Google's Ad Moves Ruffle Feathers

Google said Monday it would sell ads across all Clear Channel radio stations in the United States. This comes amid news that Google's competitors, including Microsoft, may challenge the DoubleClick deal over antitrust concerns.

Since the inception of its radio advertising program brought about by the acquisition of dMarc Broadcasting, Google has struggled to convince station owners to allow the company to sell their advertising time. The ClearChannel deal is certainly a step in the right direction.

All 675 Clear Channel stations across the country would make available time to advertisers, amounting to five percent of the total advertising space. Slots would be available at all times of the day.

Clear Channel has even made some important concessions that are good news for Google's initiative. Rather than only gaining access to leftover content, advertisers would also be able to bid for premium inventory, says the company.

Undoubtedly, Google execs are breathing a sigh of relief over the latest agreement.
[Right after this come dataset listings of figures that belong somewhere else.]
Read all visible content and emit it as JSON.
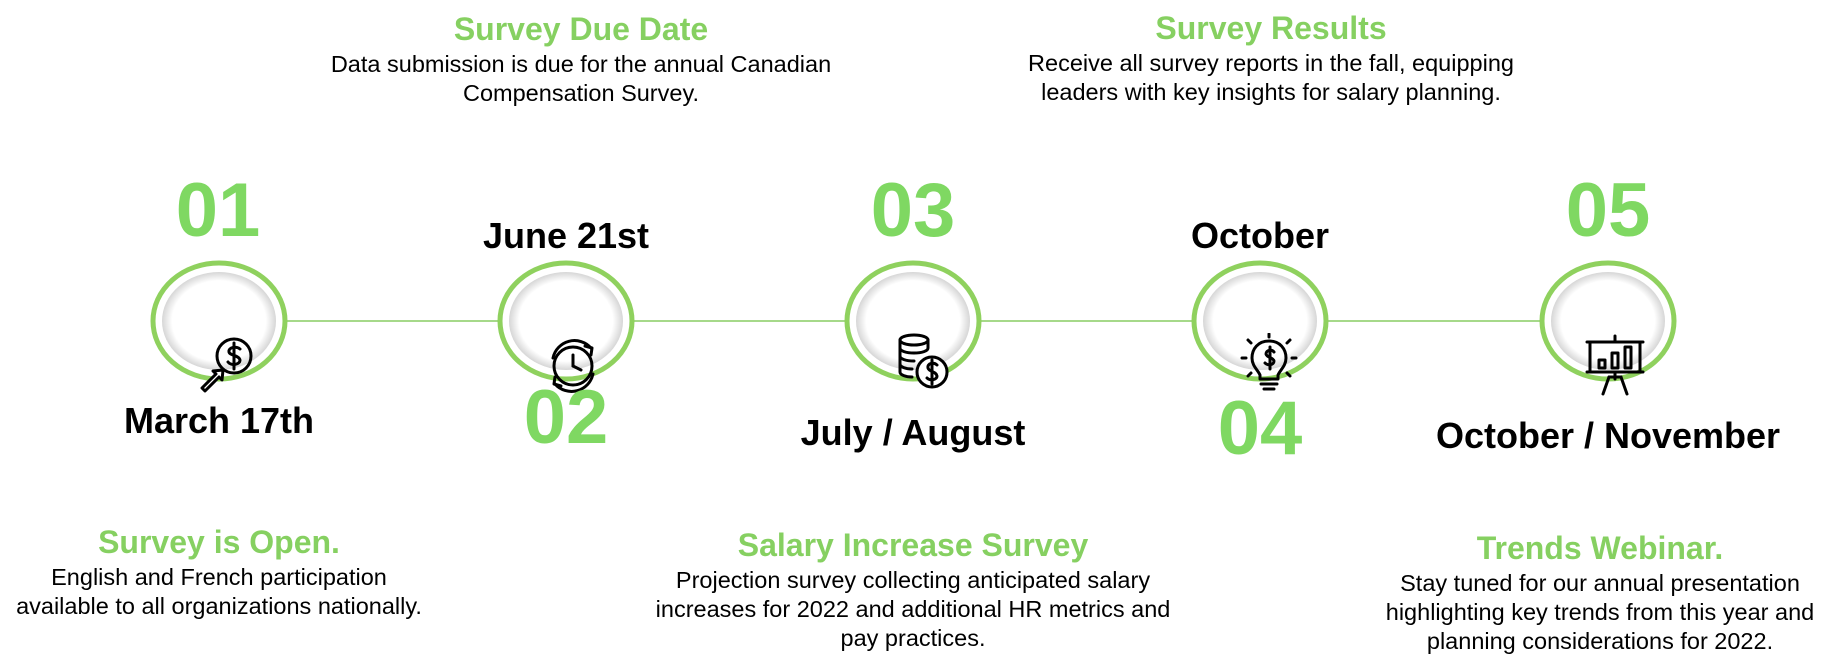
{
  "colors": {
    "accent": "#7fd862",
    "title_green": "#86d061",
    "ring": "#8fd15e",
    "text": "#000000"
  },
  "steps": [
    {
      "number": "01",
      "date": "March 17th",
      "icon": "dollar-click-icon",
      "title": "Survey is Open.",
      "text": "English and French participation available to all organizations nationally."
    },
    {
      "number": "02",
      "date": "June 21st",
      "icon": "clock-refresh-icon",
      "title": "Survey Due Date",
      "text": "Data submission is due for the annual Canadian Compensation Survey."
    },
    {
      "number": "03",
      "date": "July / August",
      "icon": "coins-dollar-icon",
      "title": "Salary Increase Survey",
      "text": "Projection survey collecting anticipated salary increases for 2022 and additional HR metrics and pay practices."
    },
    {
      "number": "04",
      "date": "October",
      "icon": "lightbulb-dollar-icon",
      "title": "Survey Results",
      "text": "Receive all survey reports in the fall, equipping leaders with key insights for salary planning."
    },
    {
      "number": "05",
      "date": "October / November",
      "icon": "presentation-board-icon",
      "title": "Trends Webinar.",
      "text": "Stay tuned for our annual presentation highlighting key trends from this year and planning considerations for 2022."
    }
  ]
}
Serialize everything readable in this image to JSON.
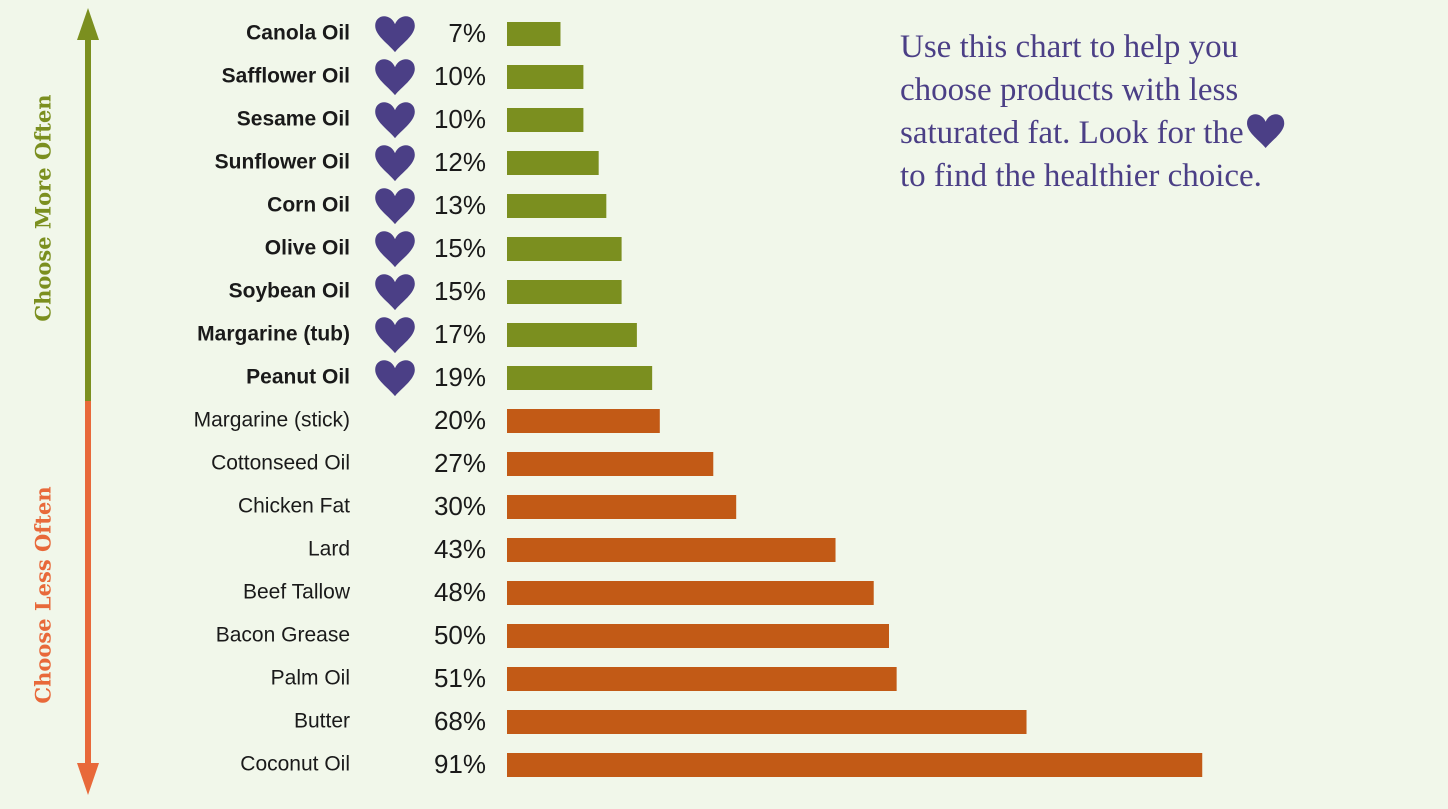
{
  "chart_data": {
    "type": "bar",
    "series": [
      {
        "name": "Choose More Often",
        "color": "#7b8f1f",
        "label_color": "#7b8f1f",
        "bold": true,
        "heart": true,
        "categories": [
          "Canola Oil",
          "Safflower Oil",
          "Sesame Oil",
          "Sunflower Oil",
          "Corn Oil",
          "Olive Oil",
          "Soybean Oil",
          "Margarine (tub)",
          "Peanut Oil"
        ],
        "values": [
          7,
          10,
          10,
          12,
          13,
          15,
          15,
          17,
          19
        ],
        "value_labels": [
          "7%",
          "10%",
          "10%",
          "12%",
          "13%",
          "15%",
          "15%",
          "17%",
          "19%"
        ]
      },
      {
        "name": "Choose Less Often",
        "color": "#c25a16",
        "label_color": "#e8693a",
        "bold": false,
        "heart": false,
        "categories": [
          "Margarine (stick)",
          "Cottonseed Oil",
          "Chicken Fat",
          "Lard",
          "Beef Tallow",
          "Bacon Grease",
          "Palm Oil",
          "Butter",
          "Coconut Oil"
        ],
        "values": [
          20,
          27,
          30,
          43,
          48,
          50,
          51,
          68,
          91
        ],
        "value_labels": [
          "20%",
          "27%",
          "30%",
          "43%",
          "48%",
          "50%",
          "51%",
          "68%",
          "91%"
        ]
      }
    ],
    "annotation_lines": [
      "Use this chart to help you",
      "choose products with less",
      "saturated fat. Look for the",
      "to find the healthier choice."
    ]
  }
}
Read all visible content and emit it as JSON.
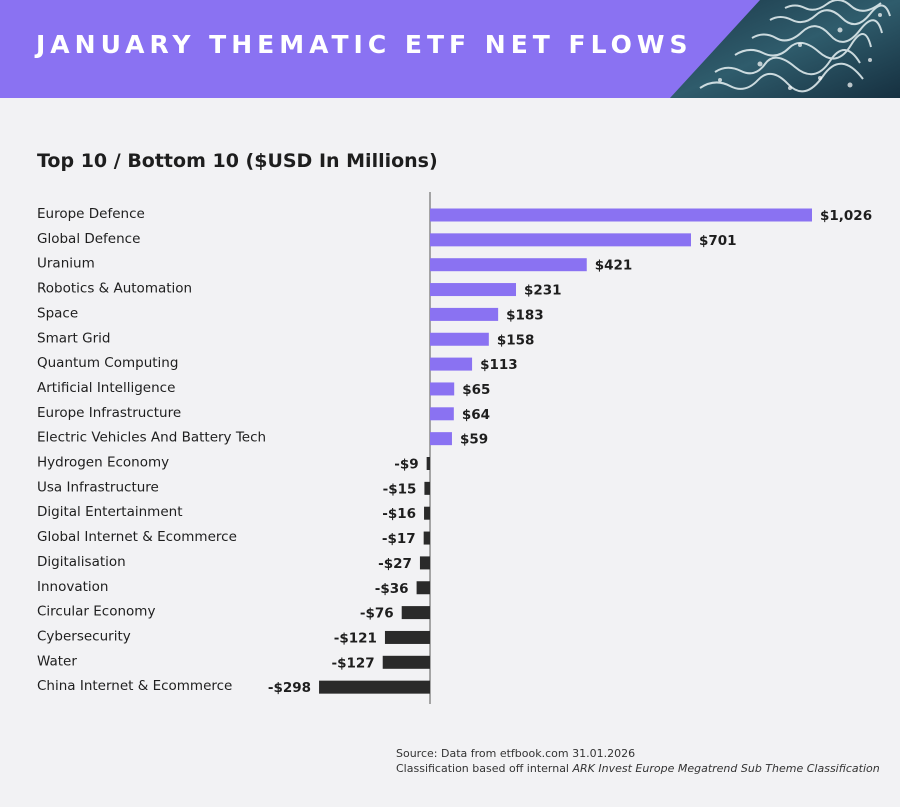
{
  "header": {
    "title": "JANUARY THEMATIC ETF NET FLOWS"
  },
  "colors": {
    "banner": "#8a72f2",
    "positive": "#8a72f2",
    "negative": "#2a2a2a",
    "background": "#f2f2f4"
  },
  "chart_data": {
    "type": "bar",
    "orientation": "horizontal",
    "title": "Top 10 / Bottom 10 ($USD In Millions)",
    "categories": [
      "Europe Defence",
      "Global Defence",
      "Uranium",
      "Robotics & Automation",
      "Space",
      "Smart Grid",
      "Quantum Computing",
      "Artificial Intelligence",
      "Europe Infrastructure",
      "Electric Vehicles And Battery Tech",
      "Hydrogen Economy",
      "Usa Infrastructure",
      "Digital Entertainment",
      "Global Internet & Ecommerce",
      "Digitalisation",
      "Innovation",
      "Circular Economy",
      "Cybersecurity",
      "Water",
      "China Internet & Ecommerce"
    ],
    "values": [
      1026,
      701,
      421,
      231,
      183,
      158,
      113,
      65,
      64,
      59,
      -9,
      -15,
      -16,
      -17,
      -27,
      -36,
      -76,
      -121,
      -127,
      -298
    ],
    "value_labels": [
      "$1,026",
      "$701",
      "$421",
      "$231",
      "$183",
      "$158",
      "$113",
      "$65",
      "$64",
      "$59",
      "-$9",
      "-$15",
      "-$16",
      "-$17",
      "-$27",
      "-$36",
      "-$76",
      "-$121",
      "-$127",
      "-$298"
    ],
    "legend": "none",
    "grid": false
  },
  "footer": {
    "source_line": "Source: Data from etfbook.com 31.01.2026",
    "classification_prefix": "Classification based off internal ",
    "classification_emphasis": "ARK Invest Europe Megatrend Sub Theme Classification"
  }
}
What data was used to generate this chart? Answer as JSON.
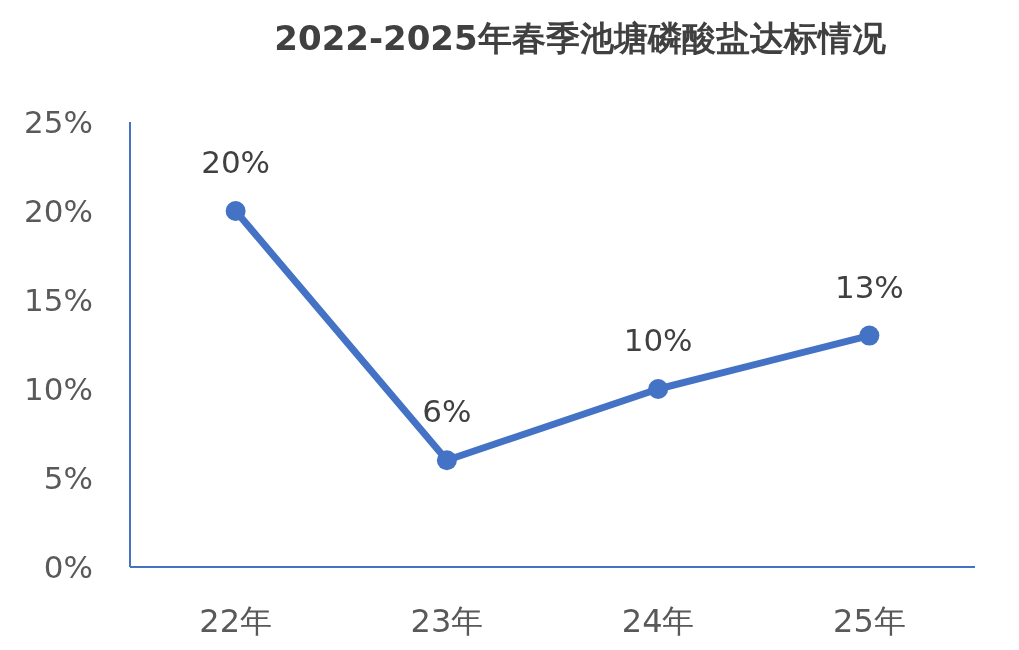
{
  "chart_data": {
    "type": "line",
    "title": "2022-2025年春季池塘磷酸盐达标情况",
    "categories": [
      "22年",
      "23年",
      "24年",
      "25年"
    ],
    "series": [
      {
        "color": "#4472c4",
        "values": [
          20,
          6,
          10,
          13
        ]
      }
    ],
    "value_labels": [
      "20%",
      "6%",
      "10%",
      "13%"
    ],
    "ylim": [
      0,
      25
    ],
    "yticks": [
      {
        "value": 0,
        "label": "0%"
      },
      {
        "value": 5,
        "label": "5%"
      },
      {
        "value": 10,
        "label": "10%"
      },
      {
        "value": 15,
        "label": "15%"
      },
      {
        "value": 20,
        "label": "20%"
      },
      {
        "value": 25,
        "label": "25%"
      }
    ],
    "marker": "circle",
    "line_style": "solid",
    "grid": false
  }
}
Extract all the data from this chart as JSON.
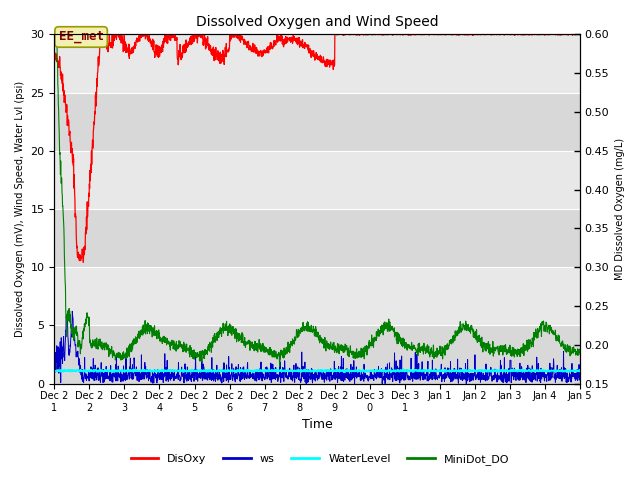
{
  "title": "Dissolved Oxygen and Wind Speed",
  "xlabel": "Time",
  "ylabel_left": "Dissolved Oxygen (mV), Wind Speed, Water Lvl (psi)",
  "ylabel_right": "MD Dissolved Oxygen (mg/L)",
  "ylim_left": [
    0,
    30
  ],
  "ylim_right": [
    0.15,
    0.6
  ],
  "yticks_left": [
    0,
    5,
    10,
    15,
    20,
    25,
    30
  ],
  "yticks_right": [
    0.15,
    0.2,
    0.25,
    0.3,
    0.35,
    0.4,
    0.45,
    0.5,
    0.55,
    0.6
  ],
  "annotation_text": "EE_met",
  "bg_color": "#e8e8e8",
  "bg_band_light": "#ebebeb",
  "bg_band_dark": "#d8d8d8",
  "legend_items": [
    "DisOxy",
    "ws",
    "WaterLevel",
    "MiniDot_DO"
  ],
  "legend_colors": [
    "red",
    "#0000cc",
    "cyan",
    "green"
  ],
  "xtick_labels": [
    "Dec 2\n1",
    "Dec 2\n2",
    "Dec 2\n3",
    "Dec 2\n4",
    "Dec 2\n5",
    "Dec 2\n6",
    "Dec 2\n7",
    "Dec 2\n8",
    "Dec 2\n9",
    "Dec 3\n0",
    "Dec 3\n1",
    "Jan 1",
    "Jan 2",
    "Jan 3",
    "Jan 4",
    "Jan 5"
  ]
}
Up until now, radio advertisers only had access to 900 stations in 200 markets, but mostly low-budget and low-power operations outside of the major metropolitan areas.

However, Google's competitors are becoming increasingly wary over Google's power in advertising. The Wall Street Journalreported Monday that several companies including Microsoft, AT&T and Time Warner are all lobbying antitrust regulators to look closely at its $3.1 billion acquisition of DoubleClick.

Google beat out Microsoft, who early on was said to be in the running for the Web advertising provider. However, as the price tag passed $2 billion, the company was said to have lost interest, as did other early players, Yahoo and Time Warner.

Opponents of the deal argue that it would consolidate too much of the online advertising industry under a single company. Microsoft told the WSJ that as much as 80 percent of ads served over the Internet would be through Google after the close of the deal.

"This proposed acquisition raises serious competition and privacy concerns in that it gives the Google DoubleClick combination unprecedented control in the delivery of online advertising, and access to a huge amount of consumer information by tracking what customers do online," Microsoft general counsel Brad Smith said in a statement. "We think this merger deserves close scrutiny from regulatory authorities to ensure a competitive online advertising market."

To its defense, Google said it was confident that the deal would pass regulatory review, although it declined to comment on its competitors' complaints.